My Neck Of The Woods continues the stories from the wilderness of Maine but focuses more on the people encountered than the mere act of day to day living. I never went searching for this volume of work; I like to think it searched me out. The library copy of We Took To The Woods that I checked out included My Neck Of The Woods and, once I had enjoyed the first half of the book, I knew I'd have to read the latter part as well. In this day of dwindling in person social contact, it was refreshing to read about the relationships that helped form her time in the wilderness. Some people made brief appearances while others were long time fixtures in her life and she treasured the connections of both kinds that she made.
I've already included two books from one author on this list, so I had less qualms about doing it again. I Am The Messenger was written by the author of The Book Thief. He's had a few other books, but after reading these two volumes, I can't wait to see what he comes out with next. I Am The Messenger follows a young man on his quest to deliver messages he mysteriously receives to the proper recipient. As quickly as I had been drawn into The Book Thief, I was drawn into I Am The Messenger and didn't want to put it down.

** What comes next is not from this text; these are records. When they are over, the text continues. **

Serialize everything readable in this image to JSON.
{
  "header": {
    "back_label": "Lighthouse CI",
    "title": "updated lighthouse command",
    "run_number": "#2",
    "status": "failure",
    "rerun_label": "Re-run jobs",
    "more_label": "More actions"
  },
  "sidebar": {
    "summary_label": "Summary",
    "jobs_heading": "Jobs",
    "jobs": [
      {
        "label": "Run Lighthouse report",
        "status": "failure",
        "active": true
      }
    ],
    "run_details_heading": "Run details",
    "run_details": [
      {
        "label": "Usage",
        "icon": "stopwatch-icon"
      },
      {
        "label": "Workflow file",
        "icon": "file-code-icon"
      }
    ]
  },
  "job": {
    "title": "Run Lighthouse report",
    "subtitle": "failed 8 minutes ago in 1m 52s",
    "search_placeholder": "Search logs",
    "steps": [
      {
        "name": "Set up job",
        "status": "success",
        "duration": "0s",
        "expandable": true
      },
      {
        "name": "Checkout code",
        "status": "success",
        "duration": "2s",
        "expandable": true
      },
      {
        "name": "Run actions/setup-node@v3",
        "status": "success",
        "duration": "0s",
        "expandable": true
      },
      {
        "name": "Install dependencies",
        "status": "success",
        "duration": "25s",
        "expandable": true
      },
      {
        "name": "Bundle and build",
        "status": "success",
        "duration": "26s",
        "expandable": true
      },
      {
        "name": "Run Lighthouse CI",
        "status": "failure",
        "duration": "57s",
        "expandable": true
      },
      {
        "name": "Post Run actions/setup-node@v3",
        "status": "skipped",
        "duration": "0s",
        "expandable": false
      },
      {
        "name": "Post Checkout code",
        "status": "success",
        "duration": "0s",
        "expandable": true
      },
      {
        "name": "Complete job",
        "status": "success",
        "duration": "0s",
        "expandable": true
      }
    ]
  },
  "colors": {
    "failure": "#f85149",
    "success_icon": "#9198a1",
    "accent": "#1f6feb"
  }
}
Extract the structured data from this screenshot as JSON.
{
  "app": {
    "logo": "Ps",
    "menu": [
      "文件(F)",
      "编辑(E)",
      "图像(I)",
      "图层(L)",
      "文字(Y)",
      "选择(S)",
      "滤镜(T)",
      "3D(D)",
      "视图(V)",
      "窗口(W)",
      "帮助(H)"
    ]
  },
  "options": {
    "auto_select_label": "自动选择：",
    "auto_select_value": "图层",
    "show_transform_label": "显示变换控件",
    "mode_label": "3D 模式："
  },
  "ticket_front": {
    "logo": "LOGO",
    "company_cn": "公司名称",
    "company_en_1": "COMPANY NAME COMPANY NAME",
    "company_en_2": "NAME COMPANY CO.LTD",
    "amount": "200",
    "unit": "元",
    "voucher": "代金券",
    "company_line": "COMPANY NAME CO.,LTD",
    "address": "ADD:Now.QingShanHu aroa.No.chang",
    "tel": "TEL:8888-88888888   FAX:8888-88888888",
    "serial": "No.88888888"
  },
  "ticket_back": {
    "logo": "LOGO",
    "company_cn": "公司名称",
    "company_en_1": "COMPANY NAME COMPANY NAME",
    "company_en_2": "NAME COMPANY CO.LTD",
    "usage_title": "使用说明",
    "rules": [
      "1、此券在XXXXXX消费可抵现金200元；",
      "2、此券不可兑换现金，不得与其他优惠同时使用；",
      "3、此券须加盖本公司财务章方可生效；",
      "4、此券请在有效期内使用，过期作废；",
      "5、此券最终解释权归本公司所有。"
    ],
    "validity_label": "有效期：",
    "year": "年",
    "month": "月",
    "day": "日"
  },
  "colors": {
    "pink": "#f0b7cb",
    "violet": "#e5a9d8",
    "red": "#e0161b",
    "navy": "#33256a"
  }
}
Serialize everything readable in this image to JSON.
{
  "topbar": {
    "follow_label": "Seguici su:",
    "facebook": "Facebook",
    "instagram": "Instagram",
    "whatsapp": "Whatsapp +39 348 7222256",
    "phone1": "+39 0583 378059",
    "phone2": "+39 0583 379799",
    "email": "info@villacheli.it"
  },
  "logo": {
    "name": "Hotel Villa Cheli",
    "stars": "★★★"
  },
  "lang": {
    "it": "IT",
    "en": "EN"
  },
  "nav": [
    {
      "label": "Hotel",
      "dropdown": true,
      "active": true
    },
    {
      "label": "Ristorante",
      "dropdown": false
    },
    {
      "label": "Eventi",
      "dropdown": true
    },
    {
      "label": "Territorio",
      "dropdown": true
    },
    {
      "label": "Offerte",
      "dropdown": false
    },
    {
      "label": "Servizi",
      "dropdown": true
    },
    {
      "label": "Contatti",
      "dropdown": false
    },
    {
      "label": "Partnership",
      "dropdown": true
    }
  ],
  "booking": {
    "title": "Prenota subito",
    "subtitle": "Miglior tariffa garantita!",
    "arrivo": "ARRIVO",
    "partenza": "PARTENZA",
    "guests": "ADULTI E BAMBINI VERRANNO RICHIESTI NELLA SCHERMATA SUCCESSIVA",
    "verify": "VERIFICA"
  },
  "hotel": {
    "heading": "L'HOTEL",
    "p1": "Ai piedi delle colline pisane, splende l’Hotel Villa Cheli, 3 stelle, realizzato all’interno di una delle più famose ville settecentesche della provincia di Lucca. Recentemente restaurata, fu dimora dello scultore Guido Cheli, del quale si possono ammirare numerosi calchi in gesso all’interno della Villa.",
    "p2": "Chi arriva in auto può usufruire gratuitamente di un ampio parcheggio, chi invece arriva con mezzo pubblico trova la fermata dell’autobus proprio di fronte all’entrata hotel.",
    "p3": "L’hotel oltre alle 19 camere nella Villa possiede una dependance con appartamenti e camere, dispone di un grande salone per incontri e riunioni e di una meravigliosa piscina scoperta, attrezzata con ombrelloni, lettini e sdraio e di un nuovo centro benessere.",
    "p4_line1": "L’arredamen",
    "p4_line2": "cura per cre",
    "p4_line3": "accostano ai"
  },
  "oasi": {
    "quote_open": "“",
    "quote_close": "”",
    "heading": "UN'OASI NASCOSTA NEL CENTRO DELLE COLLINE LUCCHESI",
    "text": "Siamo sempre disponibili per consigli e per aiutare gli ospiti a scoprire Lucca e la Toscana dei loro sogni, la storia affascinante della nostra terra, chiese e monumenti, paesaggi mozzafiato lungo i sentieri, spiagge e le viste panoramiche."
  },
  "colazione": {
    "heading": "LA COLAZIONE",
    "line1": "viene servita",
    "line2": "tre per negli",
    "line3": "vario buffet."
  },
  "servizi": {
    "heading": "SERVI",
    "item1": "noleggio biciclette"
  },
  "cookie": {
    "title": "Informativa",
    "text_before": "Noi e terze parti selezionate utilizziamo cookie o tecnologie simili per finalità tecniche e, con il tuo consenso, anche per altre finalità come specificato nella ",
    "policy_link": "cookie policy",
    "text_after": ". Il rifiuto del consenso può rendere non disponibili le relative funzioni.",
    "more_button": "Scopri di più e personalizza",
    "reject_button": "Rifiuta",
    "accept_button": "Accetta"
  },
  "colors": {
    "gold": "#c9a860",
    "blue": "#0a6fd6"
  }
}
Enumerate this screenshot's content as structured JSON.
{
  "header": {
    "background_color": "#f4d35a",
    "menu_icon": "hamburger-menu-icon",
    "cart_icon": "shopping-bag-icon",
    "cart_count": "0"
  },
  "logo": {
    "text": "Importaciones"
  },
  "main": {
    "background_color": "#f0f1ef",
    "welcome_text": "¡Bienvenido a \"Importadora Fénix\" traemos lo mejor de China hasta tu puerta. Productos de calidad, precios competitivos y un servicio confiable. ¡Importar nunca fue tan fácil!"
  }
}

American On Purpose rounds out my list this year. American On Purpose follows the rise of a Scottish comic on his way to rule America's late night tv. Well, maybe rule isn't quite the right term. But Craig Ferguson was my favorite of the late night hosts and still remains so after reading his memoir. A book that could have merely exploited the misadventures of his early years managed to avoid that without leaving any of those events out. He is not viewing his life through rose-colored glasses and he doesn't expect the reader to either. As someone with casual knowledge of his life, this book put me squarely in the fan category.